Il Belgio inizialmente tentò di resistere, ma le forze del suo piccolo esercito furono presto costrette ad arretrare e ad attestarsi lungo il fiume Dyle, nel tentativo di costituire una linea difensiva insieme alle forze alleate, le quali, con l’inizio delle ostilità, erano avanzate in territorio belga.
Nel frattempo, il 12 maggio, ossia a soli due giorni dall’inizio delle operazioni militari, il generale Guderian, a capo di 3 divisioni corazzate del Gruppo A, completava l’attraversamento delle Ardenne (ben in anticipo rispetto alle aspettative del comando tedesco) e si apprestava a occupare la città francese di Sedan. Colti alla sprovvista, i francesi non ebbero altra scelta se non quella di ritirarsi oltre la Mosa.
Il giorno seguente, poco più a nord, anche le restanti divisioni corazzate del Gruppo d’armate A attraversavano il fiume, mentre il grosso delle forze alleate era distratto dall’imponente avanzata tedesca attraverso Olanda e Belgio. Gli Alleati erano stati colti completamente alla sprovvista; la micidiale manovra a tenaglia messa a punto dalla Wermacht poteva ora iniziare a chiudersi verso nord.
Tale era lo shock subito dalle forze alleate che il Primo ministro britannico, Winston Churchill, si recò in Francia il 16 maggio per verificare lo stato della situazione. Un senso di disfatta totale pervadeva ormai il governo francese; ai britannici non restava che ritirare le proprie forze dal continente, al fine di poter continuare lo sforzo bellico.
Nel frattempo, il governo francese destituiva il generale Maurice Gamlin, fino ad allora comandante in capo delle forze Francesi, e richiamava in servizio il generale Maxime Weygand, carismatico veterano della Prima guerra mondiale.
Weygand si mise subito all’opera nel tentativo di arginare l’avanzata tedesca ordinando una controffensiva sul fiume Yser in collaborazione con le truppe del Belgio. Nonostante tale tentativo, la Wermacht era ormai incontenibile e il 24 maggio iniziò la ritirata generale.
Il miracolo di Dunkerque
Con lo sfondamento del fronte a nord attuato del Gruppo d’armate B e la manovra di accerchiamento compiuta dal Gruppo A una volta attraversata la Mosa, le forze alleate si trovavano ormai circondate. La British Expeditionary Force e le diverse divisioni francesi, si asserragliarono nella cittadina costiera di Dunkerque, al confine tra Francia e Belgio, nella speranza di essere evacuate al più presto dalla marina britannica.

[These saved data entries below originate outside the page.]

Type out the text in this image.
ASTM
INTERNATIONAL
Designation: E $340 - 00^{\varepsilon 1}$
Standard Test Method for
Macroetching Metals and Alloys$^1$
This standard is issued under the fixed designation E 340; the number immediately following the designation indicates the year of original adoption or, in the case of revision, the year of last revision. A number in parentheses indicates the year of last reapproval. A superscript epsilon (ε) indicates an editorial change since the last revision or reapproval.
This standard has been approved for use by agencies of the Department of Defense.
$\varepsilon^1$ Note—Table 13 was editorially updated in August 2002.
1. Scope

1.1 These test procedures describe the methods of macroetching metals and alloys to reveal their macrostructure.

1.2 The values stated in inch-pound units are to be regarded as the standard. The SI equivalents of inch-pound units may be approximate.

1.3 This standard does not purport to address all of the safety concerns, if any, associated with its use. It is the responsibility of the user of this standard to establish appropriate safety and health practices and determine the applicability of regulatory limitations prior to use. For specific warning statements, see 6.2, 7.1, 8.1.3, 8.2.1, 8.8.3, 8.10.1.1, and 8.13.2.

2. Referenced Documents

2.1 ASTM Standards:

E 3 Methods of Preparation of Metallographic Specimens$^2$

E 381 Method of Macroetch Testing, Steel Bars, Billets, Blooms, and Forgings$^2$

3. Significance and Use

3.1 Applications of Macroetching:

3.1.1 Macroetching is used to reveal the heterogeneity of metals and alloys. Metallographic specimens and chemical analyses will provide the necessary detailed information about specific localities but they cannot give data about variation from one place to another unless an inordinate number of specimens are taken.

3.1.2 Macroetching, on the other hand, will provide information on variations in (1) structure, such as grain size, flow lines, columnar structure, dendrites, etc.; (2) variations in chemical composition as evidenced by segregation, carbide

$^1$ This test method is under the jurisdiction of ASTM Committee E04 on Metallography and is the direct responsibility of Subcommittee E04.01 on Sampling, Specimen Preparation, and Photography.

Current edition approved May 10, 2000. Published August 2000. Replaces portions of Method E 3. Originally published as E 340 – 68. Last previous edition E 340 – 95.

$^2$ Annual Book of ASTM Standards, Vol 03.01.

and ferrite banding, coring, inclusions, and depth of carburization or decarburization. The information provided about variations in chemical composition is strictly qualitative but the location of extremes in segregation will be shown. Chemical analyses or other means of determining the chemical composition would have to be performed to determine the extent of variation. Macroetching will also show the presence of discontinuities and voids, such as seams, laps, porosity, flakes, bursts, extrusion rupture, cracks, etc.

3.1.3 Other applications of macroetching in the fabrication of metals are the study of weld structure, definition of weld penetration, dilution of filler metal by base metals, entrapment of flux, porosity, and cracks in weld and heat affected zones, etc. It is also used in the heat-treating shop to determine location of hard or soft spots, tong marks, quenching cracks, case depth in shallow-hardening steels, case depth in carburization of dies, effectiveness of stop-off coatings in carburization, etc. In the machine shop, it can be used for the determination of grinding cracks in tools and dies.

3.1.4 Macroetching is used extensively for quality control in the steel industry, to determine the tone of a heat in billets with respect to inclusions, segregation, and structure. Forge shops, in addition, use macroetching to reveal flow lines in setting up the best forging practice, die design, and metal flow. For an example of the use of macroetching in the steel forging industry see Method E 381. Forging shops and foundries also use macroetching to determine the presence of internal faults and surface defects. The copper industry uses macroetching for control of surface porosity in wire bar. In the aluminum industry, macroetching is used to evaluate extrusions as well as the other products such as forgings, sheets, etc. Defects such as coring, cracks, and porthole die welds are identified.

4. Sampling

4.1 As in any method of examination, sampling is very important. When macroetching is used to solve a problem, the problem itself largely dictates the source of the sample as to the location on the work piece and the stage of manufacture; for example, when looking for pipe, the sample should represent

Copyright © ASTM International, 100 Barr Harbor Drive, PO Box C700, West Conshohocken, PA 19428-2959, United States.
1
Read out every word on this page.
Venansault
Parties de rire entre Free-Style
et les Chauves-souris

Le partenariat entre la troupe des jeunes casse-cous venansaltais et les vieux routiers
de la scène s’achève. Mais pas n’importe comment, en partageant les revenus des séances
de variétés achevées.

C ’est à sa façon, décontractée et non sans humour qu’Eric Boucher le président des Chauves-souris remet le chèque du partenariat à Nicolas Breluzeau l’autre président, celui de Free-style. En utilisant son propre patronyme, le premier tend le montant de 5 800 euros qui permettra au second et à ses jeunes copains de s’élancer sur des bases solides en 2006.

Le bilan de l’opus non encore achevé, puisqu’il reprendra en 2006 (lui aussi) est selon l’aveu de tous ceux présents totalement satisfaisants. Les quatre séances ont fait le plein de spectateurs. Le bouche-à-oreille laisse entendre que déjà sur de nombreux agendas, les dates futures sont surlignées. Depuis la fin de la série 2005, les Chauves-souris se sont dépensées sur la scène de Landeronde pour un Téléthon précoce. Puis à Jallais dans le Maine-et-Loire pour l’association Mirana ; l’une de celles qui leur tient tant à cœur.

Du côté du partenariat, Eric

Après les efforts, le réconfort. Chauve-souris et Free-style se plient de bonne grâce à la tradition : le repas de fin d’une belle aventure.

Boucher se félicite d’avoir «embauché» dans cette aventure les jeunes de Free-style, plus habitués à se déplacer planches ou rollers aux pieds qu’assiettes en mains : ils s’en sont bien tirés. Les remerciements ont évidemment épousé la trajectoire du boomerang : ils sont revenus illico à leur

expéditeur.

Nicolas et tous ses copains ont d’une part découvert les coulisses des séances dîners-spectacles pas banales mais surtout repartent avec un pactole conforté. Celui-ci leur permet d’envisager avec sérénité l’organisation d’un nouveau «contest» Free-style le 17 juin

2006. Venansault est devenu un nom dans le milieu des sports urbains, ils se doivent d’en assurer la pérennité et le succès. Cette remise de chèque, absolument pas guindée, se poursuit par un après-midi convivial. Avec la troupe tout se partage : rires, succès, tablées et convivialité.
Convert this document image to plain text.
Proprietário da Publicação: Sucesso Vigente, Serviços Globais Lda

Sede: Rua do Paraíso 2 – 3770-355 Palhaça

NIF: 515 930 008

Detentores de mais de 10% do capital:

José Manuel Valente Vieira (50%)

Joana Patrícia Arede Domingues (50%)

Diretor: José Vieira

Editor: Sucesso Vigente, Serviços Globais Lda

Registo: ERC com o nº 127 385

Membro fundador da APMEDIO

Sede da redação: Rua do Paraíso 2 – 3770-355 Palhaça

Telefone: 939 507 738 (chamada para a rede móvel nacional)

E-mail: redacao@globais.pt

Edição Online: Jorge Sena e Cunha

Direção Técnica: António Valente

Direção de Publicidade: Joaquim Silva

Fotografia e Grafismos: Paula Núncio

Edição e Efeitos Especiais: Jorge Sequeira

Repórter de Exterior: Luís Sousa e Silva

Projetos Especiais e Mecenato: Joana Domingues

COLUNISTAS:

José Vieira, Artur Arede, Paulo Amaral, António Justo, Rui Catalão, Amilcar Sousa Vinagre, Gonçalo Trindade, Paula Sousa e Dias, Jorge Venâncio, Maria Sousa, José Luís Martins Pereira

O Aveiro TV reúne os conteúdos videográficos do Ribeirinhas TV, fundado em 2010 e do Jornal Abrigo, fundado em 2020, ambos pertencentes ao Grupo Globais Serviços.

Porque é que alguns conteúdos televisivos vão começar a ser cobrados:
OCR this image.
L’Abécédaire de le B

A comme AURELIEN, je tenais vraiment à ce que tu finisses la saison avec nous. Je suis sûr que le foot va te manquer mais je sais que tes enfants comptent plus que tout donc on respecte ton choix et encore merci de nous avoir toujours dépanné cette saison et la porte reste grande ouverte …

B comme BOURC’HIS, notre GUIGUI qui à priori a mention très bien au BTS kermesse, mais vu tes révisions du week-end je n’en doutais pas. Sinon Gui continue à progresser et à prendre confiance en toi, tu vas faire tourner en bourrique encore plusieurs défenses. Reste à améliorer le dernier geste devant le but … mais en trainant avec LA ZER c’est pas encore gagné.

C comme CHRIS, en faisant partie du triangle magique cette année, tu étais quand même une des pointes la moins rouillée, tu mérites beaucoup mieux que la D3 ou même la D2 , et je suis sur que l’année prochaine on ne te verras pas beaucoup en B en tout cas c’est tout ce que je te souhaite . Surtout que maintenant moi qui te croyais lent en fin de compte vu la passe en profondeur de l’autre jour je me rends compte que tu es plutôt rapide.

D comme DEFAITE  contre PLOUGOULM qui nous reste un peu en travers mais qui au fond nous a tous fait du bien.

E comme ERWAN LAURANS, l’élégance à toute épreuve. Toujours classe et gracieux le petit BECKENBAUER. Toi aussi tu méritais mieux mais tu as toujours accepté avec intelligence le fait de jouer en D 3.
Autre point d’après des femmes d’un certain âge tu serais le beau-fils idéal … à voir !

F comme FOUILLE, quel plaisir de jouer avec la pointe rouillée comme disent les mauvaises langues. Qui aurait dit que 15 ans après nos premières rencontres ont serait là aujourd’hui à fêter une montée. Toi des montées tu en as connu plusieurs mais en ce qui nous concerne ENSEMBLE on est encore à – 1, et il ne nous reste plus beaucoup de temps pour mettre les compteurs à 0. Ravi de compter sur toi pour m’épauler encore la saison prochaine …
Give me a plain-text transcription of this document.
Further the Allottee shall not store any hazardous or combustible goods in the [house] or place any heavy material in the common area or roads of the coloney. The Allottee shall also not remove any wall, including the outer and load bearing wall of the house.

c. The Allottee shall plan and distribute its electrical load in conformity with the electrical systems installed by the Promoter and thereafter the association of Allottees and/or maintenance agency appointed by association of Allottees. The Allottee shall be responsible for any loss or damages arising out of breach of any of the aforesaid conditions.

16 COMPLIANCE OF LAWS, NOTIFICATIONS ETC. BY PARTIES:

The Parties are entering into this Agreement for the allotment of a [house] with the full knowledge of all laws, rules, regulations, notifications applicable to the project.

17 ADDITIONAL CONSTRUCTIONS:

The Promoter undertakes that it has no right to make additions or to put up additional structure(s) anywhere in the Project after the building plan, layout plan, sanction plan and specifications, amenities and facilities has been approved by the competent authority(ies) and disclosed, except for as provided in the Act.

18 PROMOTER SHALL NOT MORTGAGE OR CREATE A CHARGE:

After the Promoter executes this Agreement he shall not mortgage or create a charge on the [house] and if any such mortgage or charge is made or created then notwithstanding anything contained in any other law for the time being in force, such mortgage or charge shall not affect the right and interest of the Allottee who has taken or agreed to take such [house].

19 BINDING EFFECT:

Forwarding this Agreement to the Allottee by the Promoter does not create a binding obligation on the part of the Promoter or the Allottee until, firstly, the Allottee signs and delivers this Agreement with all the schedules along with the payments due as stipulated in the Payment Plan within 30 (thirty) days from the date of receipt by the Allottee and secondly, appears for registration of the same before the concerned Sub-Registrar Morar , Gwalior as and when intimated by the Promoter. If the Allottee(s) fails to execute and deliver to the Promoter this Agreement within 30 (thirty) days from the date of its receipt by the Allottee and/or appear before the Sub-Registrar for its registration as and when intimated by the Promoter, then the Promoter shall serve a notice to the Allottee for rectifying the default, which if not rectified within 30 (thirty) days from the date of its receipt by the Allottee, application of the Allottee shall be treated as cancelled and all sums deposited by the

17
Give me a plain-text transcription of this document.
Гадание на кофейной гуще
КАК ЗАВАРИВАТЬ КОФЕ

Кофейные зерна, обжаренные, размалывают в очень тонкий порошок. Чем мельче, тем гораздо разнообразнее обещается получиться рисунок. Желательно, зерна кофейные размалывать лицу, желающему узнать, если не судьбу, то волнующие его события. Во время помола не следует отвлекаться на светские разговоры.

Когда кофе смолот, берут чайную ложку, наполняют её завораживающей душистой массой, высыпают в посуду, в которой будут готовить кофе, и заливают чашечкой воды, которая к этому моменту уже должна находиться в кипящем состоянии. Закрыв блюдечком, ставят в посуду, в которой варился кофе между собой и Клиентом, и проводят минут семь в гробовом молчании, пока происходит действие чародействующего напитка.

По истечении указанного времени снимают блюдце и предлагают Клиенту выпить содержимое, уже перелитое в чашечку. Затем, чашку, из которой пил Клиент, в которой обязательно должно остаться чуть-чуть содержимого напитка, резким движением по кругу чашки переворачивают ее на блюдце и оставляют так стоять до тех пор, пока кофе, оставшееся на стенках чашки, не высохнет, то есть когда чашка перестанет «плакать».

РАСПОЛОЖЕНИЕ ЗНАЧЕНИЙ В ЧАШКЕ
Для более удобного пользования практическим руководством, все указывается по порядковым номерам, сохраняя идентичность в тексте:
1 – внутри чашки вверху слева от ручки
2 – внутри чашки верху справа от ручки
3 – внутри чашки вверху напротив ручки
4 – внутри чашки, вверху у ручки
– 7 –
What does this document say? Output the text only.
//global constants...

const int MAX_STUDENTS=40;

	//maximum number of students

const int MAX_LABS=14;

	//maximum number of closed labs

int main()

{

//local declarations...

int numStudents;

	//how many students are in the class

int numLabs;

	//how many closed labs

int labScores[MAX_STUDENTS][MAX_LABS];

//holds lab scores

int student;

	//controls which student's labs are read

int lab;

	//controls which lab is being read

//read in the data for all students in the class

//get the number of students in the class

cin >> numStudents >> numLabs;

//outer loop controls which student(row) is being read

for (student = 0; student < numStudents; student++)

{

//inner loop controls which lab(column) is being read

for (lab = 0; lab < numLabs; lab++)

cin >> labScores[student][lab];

Inaspettatamente, il 24 maggio, Hitler diede l’ordine di arrestare momentaneamente l’avanzata, concedendo quindi tempo preziosissimo agli Alleati.
Molti storici si sono interrogati sulle motivazioni di questo rallentamento dell’offensiva tedesca. Una delle ipotesi vedrebbe un Hitler timoroso di continuare l’avanzata senza prima riorganizzare le proprie forze e consolidare le linee di comunicazione e rifornimento. In effetti, dopo l’avanzata repentina, erano molti i carri armati tedeschi che avevano bisogno di riparazioni; Hitler, probabilmente, non voleva rischiare di attaccare una formazione nemica, comunque molto consistente, senza prima aver ripristinato al 100% l’efficienza delle proprie forze. Un’altra ipotesi interpreta invece tale decisione come un gesto di apertura verso Londra, nel tentativo di ottenere un armistizio con i britannici. In questo modo, Hitler avrebbe potuto rivolgere tutte le proprie forze verso est, senza doversi preoccupare di una riapertura del fronte a occidente.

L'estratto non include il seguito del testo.